Uni asks dot-com wannabes to drop in

Small-to-medium enterprises on the NSW South Coast have increased access to the power of the world wide web after the opening of an e-business drop-in centre at the University of Wollongong.

The NSW Minister for Information Technology, Kim Yeadon, opened the centre, which is in the Informatics Building at the University of Wollongong, ear;y last week.
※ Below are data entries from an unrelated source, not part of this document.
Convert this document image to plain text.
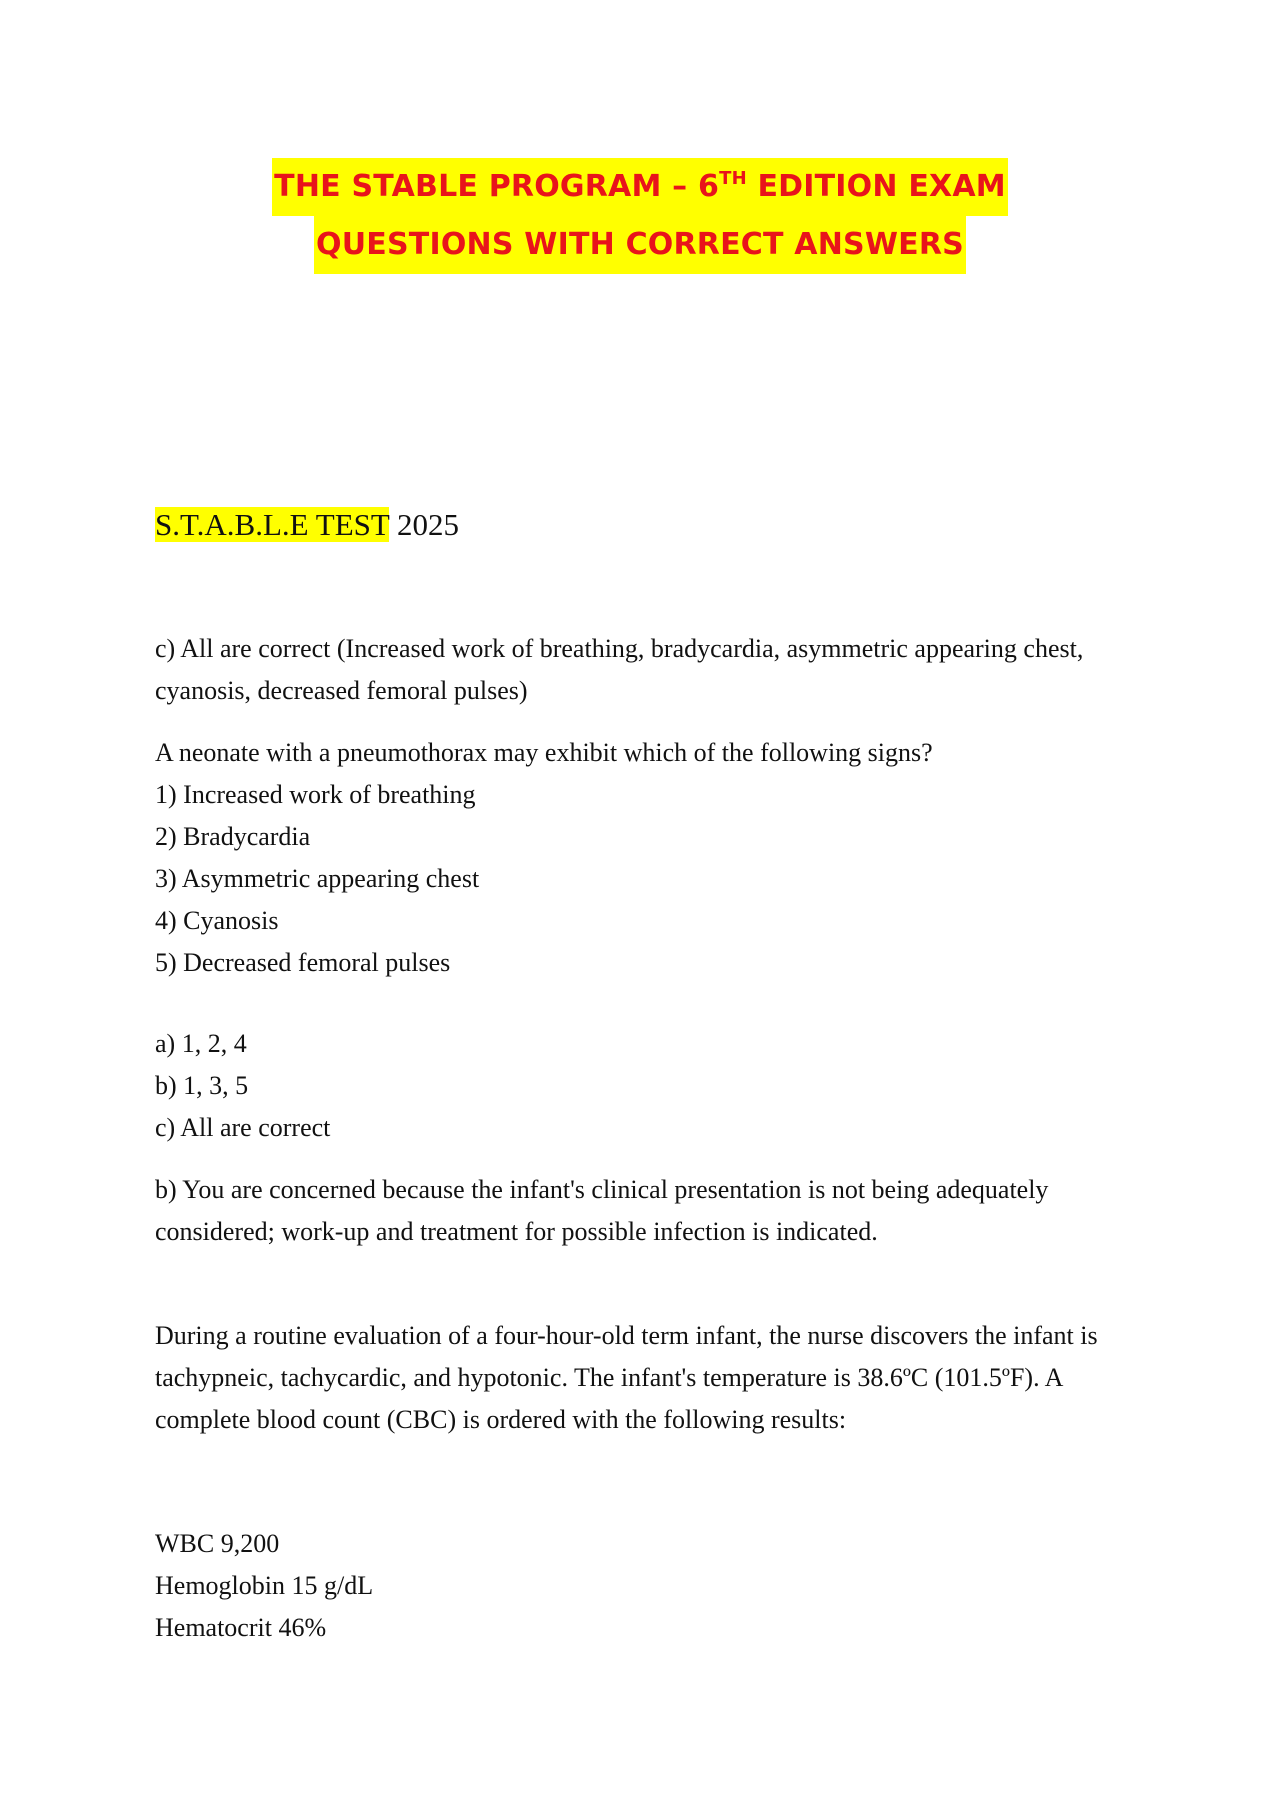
THE STABLE PROGRAM – 6TH EDITION EXAM
QUESTIONS WITH CORRECT ANSWERS
S.T.A.B.L.E TEST 2025

c) All are correct (Increased work of breathing, bradycardia, asymmetric appearing chest, cyanosis, decreased femoral pulses)

A neonate with a pneumothorax may exhibit which of the following signs?

1) Increased work of breathing

2) Bradycardia

3) Asymmetric appearing chest

4) Cyanosis

5) Decreased femoral pulses

a) 1, 2, 4

b) 1, 3, 5

c) All are correct

b) You are concerned because the infant's clinical presentation is not being adequately considered; work-up and treatment for possible infection is indicated.

During a routine evaluation of a four-hour-old term infant, the nurse discovers the infant is tachypneic, tachycardic, and hypotonic. The infant's temperature is 38.6ºC (101.5ºF). A complete blood count (CBC) is ordered with the following results:

WBC 9,200

Hemoglobin 15 g/dL

Hematocrit 46%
Another similar centre has opened in Wollongong's public Science Centre.

The centres are the first initiative of "e-Enabled", a nonprofit alliance of four organisations: the University's School of Information Technology, Telstra, BHP-Information Technology and human resources specialist the DMW Group.

Its purpose, according to DMW spokesperson David Williams, is to allow people from small-to-medium enterprises who are interested in online trading to see business-to-business e-commerce in action.
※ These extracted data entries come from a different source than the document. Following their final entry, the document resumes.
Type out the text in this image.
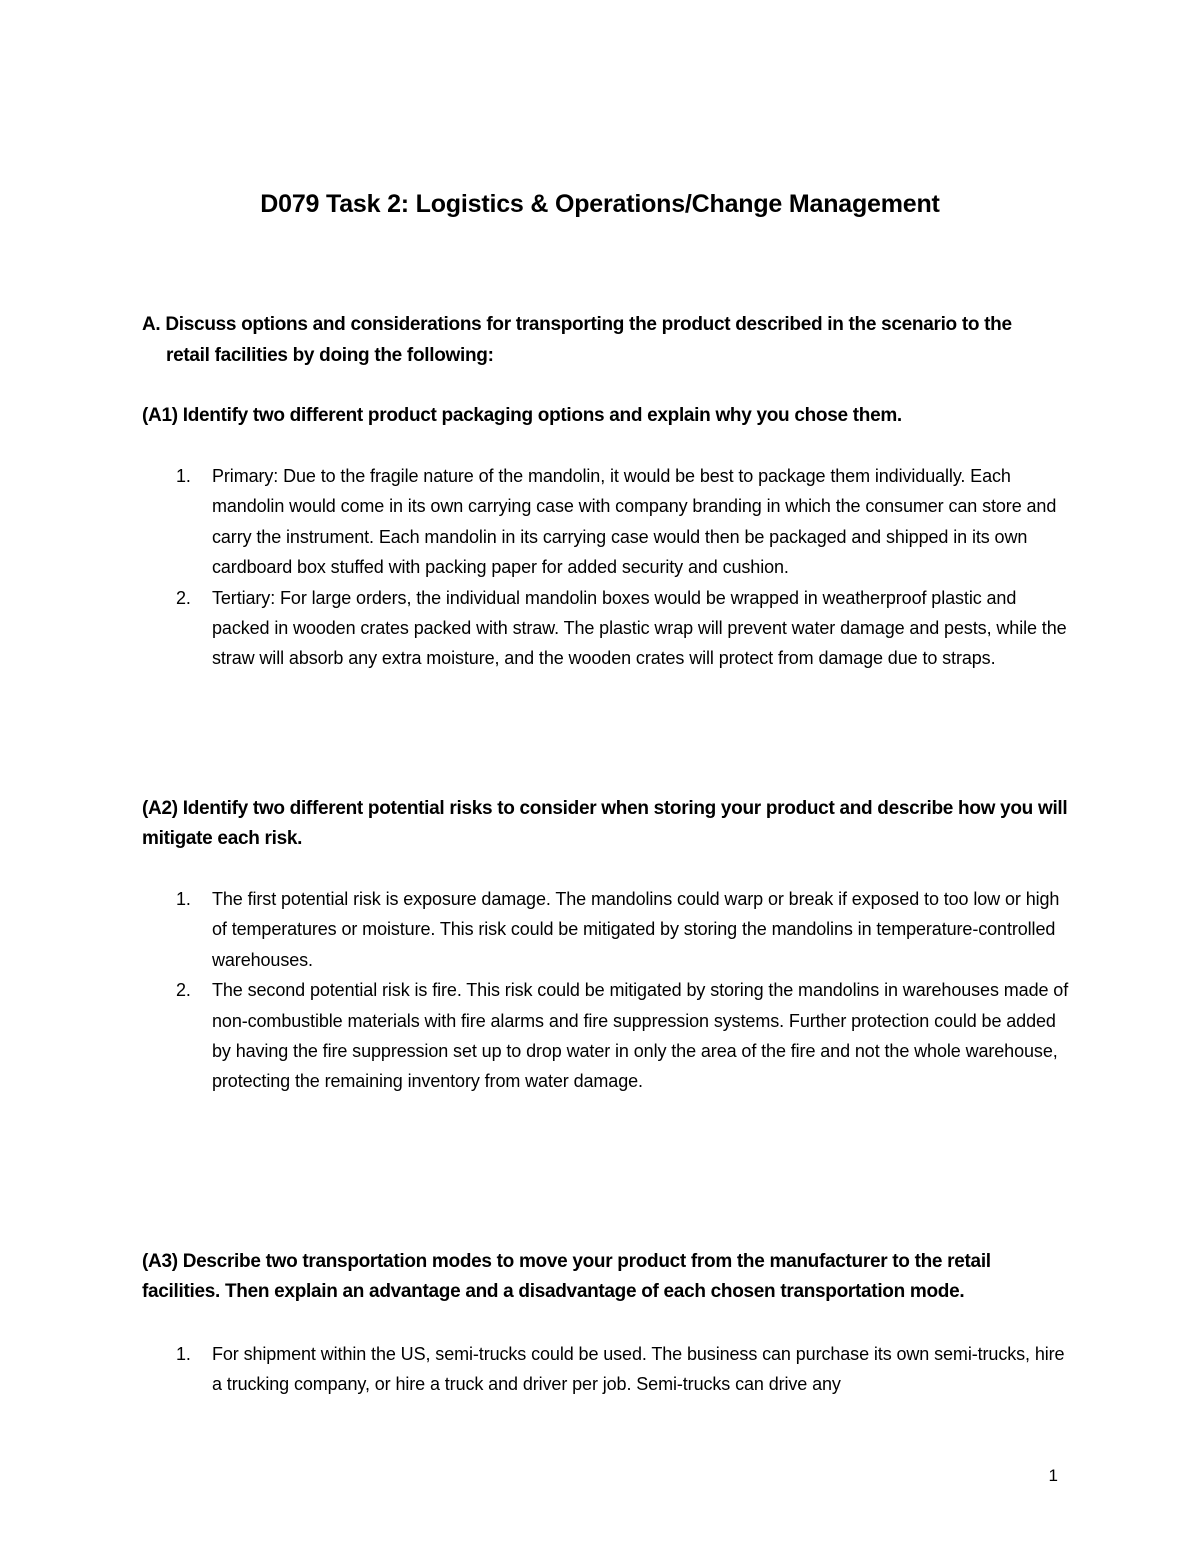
D079 Task 2: Logistics & Operations/Change Management
A. Discuss options and considerations for transporting the product described in the scenario to the
retail facilities by doing the following:
(A1) Identify two different product packaging options and explain why you chose them.
1. Primary: Due to the fragile nature of the mandolin, it would be best to package them individually. Each mandolin would come in its own carrying case with company branding in which the consumer can store and carry the instrument. Each mandolin in its carrying case would then be packaged and shipped in its own cardboard box stuffed with packing paper for added security and cushion.
2. Tertiary: For large orders, the individual mandolin boxes would be wrapped in weatherproof plastic and packed in wooden crates packed with straw. The plastic wrap will prevent water damage and pests, while the straw will absorb any extra moisture, and the wooden crates will protect from damage due to straps.
(A2) Identify two different potential risks to consider when storing your product and describe how you will mitigate each risk.
1. The first potential risk is exposure damage. The mandolins could warp or break if exposed to too low or high of temperatures or moisture. This risk could be mitigated by storing the mandolins in temperature-controlled warehouses.
2. The second potential risk is fire. This risk could be mitigated by storing the mandolins in warehouses made of non-combustible materials with fire alarms and fire suppression systems. Further protection could be added by having the fire suppression set up to drop water in only the area of the fire and not the whole warehouse, protecting the remaining inventory from water damage.
(A3) Describe two transportation modes to move your product from the manufacturer to the retail facilities. Then explain an advantage and a disadvantage of each chosen transportation mode.
1. For shipment within the US, semi-trucks could be used. The business can purchase its own semi-trucks, hire a trucking company, or hire a truck and driver per job. Semi-trucks can drive any
1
"If they wish to go further," added Williams, "the four groups in the alliance can provide assistance enabling SMEs to get started in e-commerce."

BHP's assistance will be in the form of IT technology and applications, Telstra's in telecommunications, the University's in research, and DMW's in helping SMEs adapt to the changing nature of careers in the new economy.e-Enabled will also offer one-day workshops, called "Decide", to help organisations decide whether or not they are ready and able to take the leap into B2B e-commerce. These may be staged in conjunction with a mobile drop-in centre, allowing the message to go out to regional and country towns.
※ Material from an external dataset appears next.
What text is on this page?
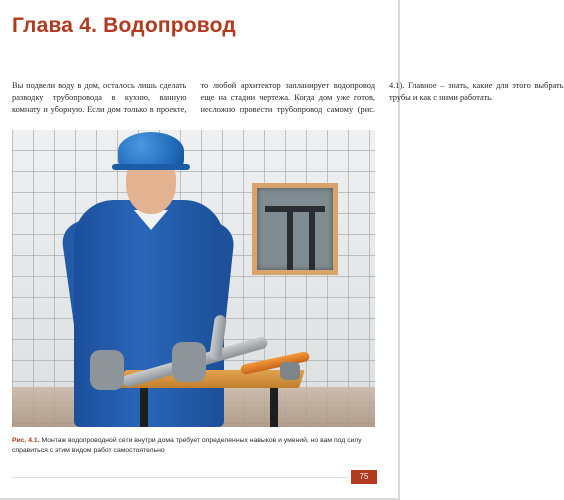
Глава 4. Водопровод

Вы подвели воду в дом, осталось лишь сделать разводку трубопровода в кухню, ванную комнату и уборную. Если дом только в проекте, то любой архитектор запланирует водопровод еще на стадии чертежа. Когда дом уже готов, несложно провести трубопровод самому (рис. 4.1). Главное – знать, какие для этого выбрать трубы и как с ними работать.

Рис. 4.1. Монтаж водопроводной сети внутри дома требует определенных навыков и умений, но вам под силу справиться с этим видом работ самостоятельно

75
To the suggestion that the project could be seen as a sales ploy by the alliance members, Williams replied that ongoing assistance to SMEs would not necessarily come from the project's hosts, and the advice would be objective and tailored to the needs of aspiring e-businesses.

The University of Wollongong, he added, was named 1999-2000 University of the Year precisely because of its partnerships with industry.